Malaysia Airlines Flight MH17 Shootdown Suspects To Be Named By Dutch Prosecutors, Russia Refuses To Cooperate


Dutch investigators last year revealed their finding, as The Washington Post reported, that a Russian military unit was responsible for the July 17, 2014, downing of Malaysia Airlines Flight MH17 over a war-torn region of Ukraine — a shootdown that killed all 298 passengers and crew on board. About two-thirds of the passengers on the Boeing 777-200 were Dutch nationals, but one was an American citizen.

Now, nearly five years after the Russian Buk missile shot down the commercial flight that was headed from Amsterdam to Kuala Lumpur, Dutch prosecutors are apparently ready to name individual suspects in the attack, according to a report by the Reuters news agency.

While prosecutors said only that a June 19 press conference would cover “new developments” in the Flight MH17 case, two separate reports by Dutch broadcasters cited sources who claimed that specific individuals would be named as suspects, according to the Dutch news site NL Times.

Those suspects are likely to be Russian military personnel.
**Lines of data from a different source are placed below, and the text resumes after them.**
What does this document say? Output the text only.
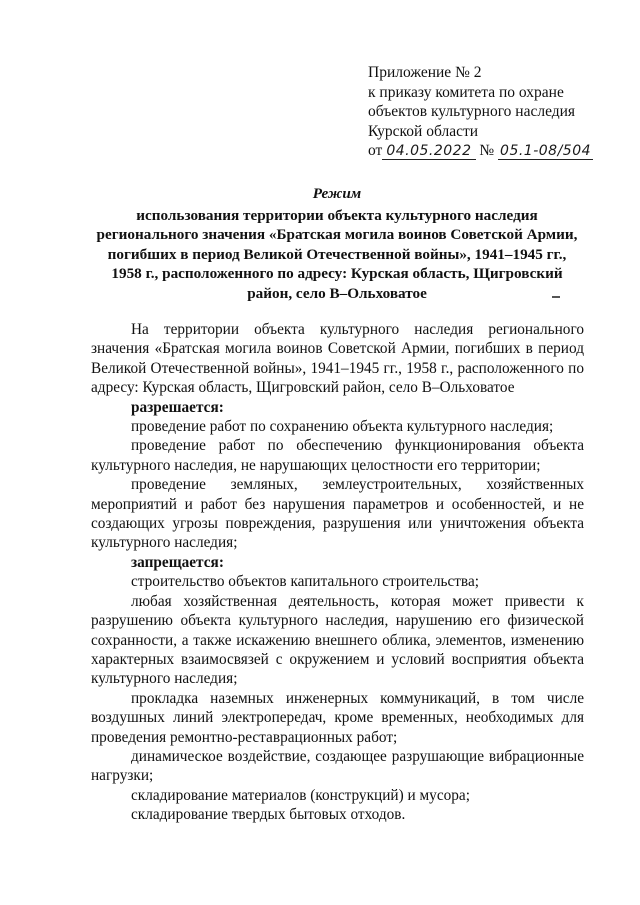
Приложение № 2
к приказу комитета по охране
объектов культурного наследия
Курской области
от 04.05.2022 № 05.1-08/504
Режим
использования территории объекта культурного наследия регионального значения «Братская могила воинов Советской Армии, погибших в период Великой Отечественной войны», 1941–1945 гг., 1958 г., расположенного по адресу: Курская область, Щигровский район, село В–Ольховатое

На территории объекта культурного наследия регионального значения «Братская могила воинов Советской Армии, погибших в период Великой Отечественной войны», 1941–1945 гг., 1958 г., расположенного по адресу: Курская область, Щигровский район, село В–Ольховатое

разрешается:

проведение работ по сохранению объекта культурного наследия;

проведение работ по обеспечению функционирования объекта культурного наследия, не нарушающих целостности его территории;

проведение земляных, землеустроительных, хозяйственных мероприятий и работ без нарушения параметров и особенностей, и не создающих угрозы повреждения, разрушения или уничтожения объекта культурного наследия;

запрещается:

строительство объектов капитального строительства;

любая хозяйственная деятельность, которая может привести к разрушению объекта культурного наследия, нарушению его физической сохранности, а также искажению внешнего облика, элементов, изменению характерных взаимосвязей с окружением и условий восприятия объекта культурного наследия;

прокладка наземных инженерных коммуникаций, в том числе воздушных линий электропередач, кроме временных, необходимых для проведения ремонтно-реставрационных работ;

динамическое воздействие, создающее разрушающие вибрационные нагрузки;

складирование материалов (конструкций) и мусора;

складирование твердых бытовых отходов.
As Inquisitr reported in February of 2017, the United Kingdom-based independent investigative group Bellingcat named retired Russian Major General Sergey Dubinsky as a potential suspect in the case.

Dubinsky is believed to be a high-ranking officer in Russia’s military intelligence agency known as the GRU — an agency that may be familiar to Americans from the report by special counsel Robert Mueller (available online via The New York Times) which names the GRU as the Russian spy service behind the cyber-attacks on the 2016 United States presidential election.

But according to Reuters, the Russian government has told the Dutch investigators that Russia will not cooperate with their probe.

The Dutch-led Joint Investigative Team, which also includes representatives from Australia, Belgium, Malaysia, and Ukraine, has said that even though Russia is not expected to turn over any suspects named in the course of the investigation, their trials could move forward even without the suspects present, according to a report by the Australian Daily Telegraph newspaper. There were 38 Australians on board the plane when it was shot down.

Though 19-year-old dual American and Dutch citizen Quinn Lucas Schansman was also killed in the downing of the plane, as ABC News reported, how the United States government and Donald Trump administration will respond if Russian suspects are named remains unclear.

Dubinsky, for example, has been linked to Russian Deputy Prime Minister Vladislav Surkov, who is described as “the mysterious Kremlin puppet master” who was the “chief architect of Vladimir Putin’s system,” according to The Guardian newspaper. But Trump has been extremely reluctant, as USA Today has documented, to criticize Putin in public.